Personal information
- Born: 26 March 1976 (age 50) Christchurch, New Zealand
- Height: 1.87 m (6 ft 2 in)

Netball career
- Playing position: GK
- Years: Club team / Apps
- 1999–2000: Canterbury Flames
- 2001–2003: Southern Sting
- 2004: Capital Shakers
- 2005–2007: Southern Sting
- 2007–2008: Team Northumbria
- 2008–2009: Southern Steel
- 2010: Canterbury Tactix

= Megan Hutton =

New Zealand netball player

Megan Hutton (born 26 March 1976 in Christchurch, New Zealand) is a New Zealand retired netball player. Hutton normally plays in the goal keeper position. She also played basketball for Southland.

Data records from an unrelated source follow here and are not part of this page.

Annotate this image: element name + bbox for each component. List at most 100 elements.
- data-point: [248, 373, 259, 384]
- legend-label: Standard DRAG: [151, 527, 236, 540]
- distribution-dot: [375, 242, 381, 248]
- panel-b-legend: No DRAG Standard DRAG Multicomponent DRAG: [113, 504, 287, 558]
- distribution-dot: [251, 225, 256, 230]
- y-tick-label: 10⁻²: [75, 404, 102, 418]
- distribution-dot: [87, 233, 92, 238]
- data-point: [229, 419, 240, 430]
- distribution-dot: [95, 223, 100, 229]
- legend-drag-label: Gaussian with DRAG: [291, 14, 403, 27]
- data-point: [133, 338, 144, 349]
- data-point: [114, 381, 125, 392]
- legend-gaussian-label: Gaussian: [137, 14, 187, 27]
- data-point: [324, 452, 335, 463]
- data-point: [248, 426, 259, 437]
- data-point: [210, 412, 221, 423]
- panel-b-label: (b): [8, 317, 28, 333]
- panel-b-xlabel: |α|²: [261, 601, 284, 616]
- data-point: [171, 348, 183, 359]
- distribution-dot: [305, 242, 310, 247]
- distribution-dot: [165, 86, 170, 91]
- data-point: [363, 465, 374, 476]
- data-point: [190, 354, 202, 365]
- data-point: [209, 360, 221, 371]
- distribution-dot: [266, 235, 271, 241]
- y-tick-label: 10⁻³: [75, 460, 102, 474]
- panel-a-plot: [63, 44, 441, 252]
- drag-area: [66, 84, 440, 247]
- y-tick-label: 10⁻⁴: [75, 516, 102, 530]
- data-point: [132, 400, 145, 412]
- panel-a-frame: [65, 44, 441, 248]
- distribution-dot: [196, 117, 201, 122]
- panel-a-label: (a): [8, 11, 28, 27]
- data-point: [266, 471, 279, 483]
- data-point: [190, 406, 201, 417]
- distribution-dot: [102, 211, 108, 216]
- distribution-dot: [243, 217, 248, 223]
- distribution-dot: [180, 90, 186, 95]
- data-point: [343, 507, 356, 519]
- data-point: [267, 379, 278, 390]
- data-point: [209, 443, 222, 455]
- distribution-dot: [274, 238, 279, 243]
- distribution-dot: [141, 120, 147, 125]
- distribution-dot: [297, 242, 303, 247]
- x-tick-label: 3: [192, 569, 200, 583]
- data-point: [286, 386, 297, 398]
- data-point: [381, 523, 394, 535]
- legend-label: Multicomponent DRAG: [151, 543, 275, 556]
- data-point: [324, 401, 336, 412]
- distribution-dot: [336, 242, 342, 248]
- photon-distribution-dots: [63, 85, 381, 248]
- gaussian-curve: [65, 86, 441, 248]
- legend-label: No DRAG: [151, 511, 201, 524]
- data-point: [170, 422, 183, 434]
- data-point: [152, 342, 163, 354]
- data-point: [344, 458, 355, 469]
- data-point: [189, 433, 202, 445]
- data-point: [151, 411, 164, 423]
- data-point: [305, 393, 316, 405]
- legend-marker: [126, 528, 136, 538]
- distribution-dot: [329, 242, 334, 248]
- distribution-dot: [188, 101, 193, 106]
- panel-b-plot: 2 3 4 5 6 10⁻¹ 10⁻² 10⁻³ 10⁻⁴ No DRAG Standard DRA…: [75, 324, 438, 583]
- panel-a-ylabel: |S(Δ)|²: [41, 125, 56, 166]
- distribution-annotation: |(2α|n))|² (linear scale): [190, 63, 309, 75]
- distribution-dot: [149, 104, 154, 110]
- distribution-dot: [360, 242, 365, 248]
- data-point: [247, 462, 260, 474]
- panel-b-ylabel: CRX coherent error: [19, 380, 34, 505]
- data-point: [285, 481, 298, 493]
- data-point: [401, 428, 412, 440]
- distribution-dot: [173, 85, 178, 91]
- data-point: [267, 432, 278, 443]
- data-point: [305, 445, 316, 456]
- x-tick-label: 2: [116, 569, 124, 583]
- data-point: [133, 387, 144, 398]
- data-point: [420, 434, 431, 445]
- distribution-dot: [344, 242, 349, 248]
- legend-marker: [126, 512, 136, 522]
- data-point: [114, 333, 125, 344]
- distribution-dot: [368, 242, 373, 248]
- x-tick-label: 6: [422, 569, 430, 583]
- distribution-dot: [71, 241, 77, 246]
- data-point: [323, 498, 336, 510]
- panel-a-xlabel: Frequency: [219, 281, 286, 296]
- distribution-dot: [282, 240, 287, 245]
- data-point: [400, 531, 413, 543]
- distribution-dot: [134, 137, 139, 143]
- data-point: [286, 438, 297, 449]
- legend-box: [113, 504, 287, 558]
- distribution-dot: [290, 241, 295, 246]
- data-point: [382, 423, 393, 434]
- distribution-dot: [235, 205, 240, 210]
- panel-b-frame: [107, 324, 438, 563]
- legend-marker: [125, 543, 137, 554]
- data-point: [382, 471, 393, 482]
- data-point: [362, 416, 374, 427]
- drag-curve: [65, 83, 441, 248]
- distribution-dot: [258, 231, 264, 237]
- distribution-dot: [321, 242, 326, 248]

Hutton debuted in the Coca-Cola Cup (later the National Bank Cup) in 1999 with the Canterbury Flames, joining Silver Ferns defenders Vilimaina Davu and Anna Veronese. After two years with the Canterbury franchise, Hutton transferred to the Southland-based Southern Sting. In 2004, Hutton moved north to play with the Capital Shakers, but after one year with the Wellington-based side, Hutton made a controversial return to the Sting, where she remained for the rest of the National Bank Cup.

The National Bank Cup concluded in 2007 with the Sting winning a closely fought 50–49 final over the Northern Force. After the final National Bank Cup, Hutton moved to England and played in the 2007–08 Netball Superleague for Team Northumbria. The inclusion of Hutton and two Australian imports were noted as contributing factors in Team Northumbria's improved performance over the season.

She returned to New Zealand for the start of the ANZ Championship, again playing in Southland, this time for the new Southern Steel franchise. Hutton played two seasons in the Steel, before retiring from netball after 2009. She was lured out of retirement the following year as a temporary replacement player for the Canterbury Tactix, after veteran defender Anna Galvan sustained a wrist injury.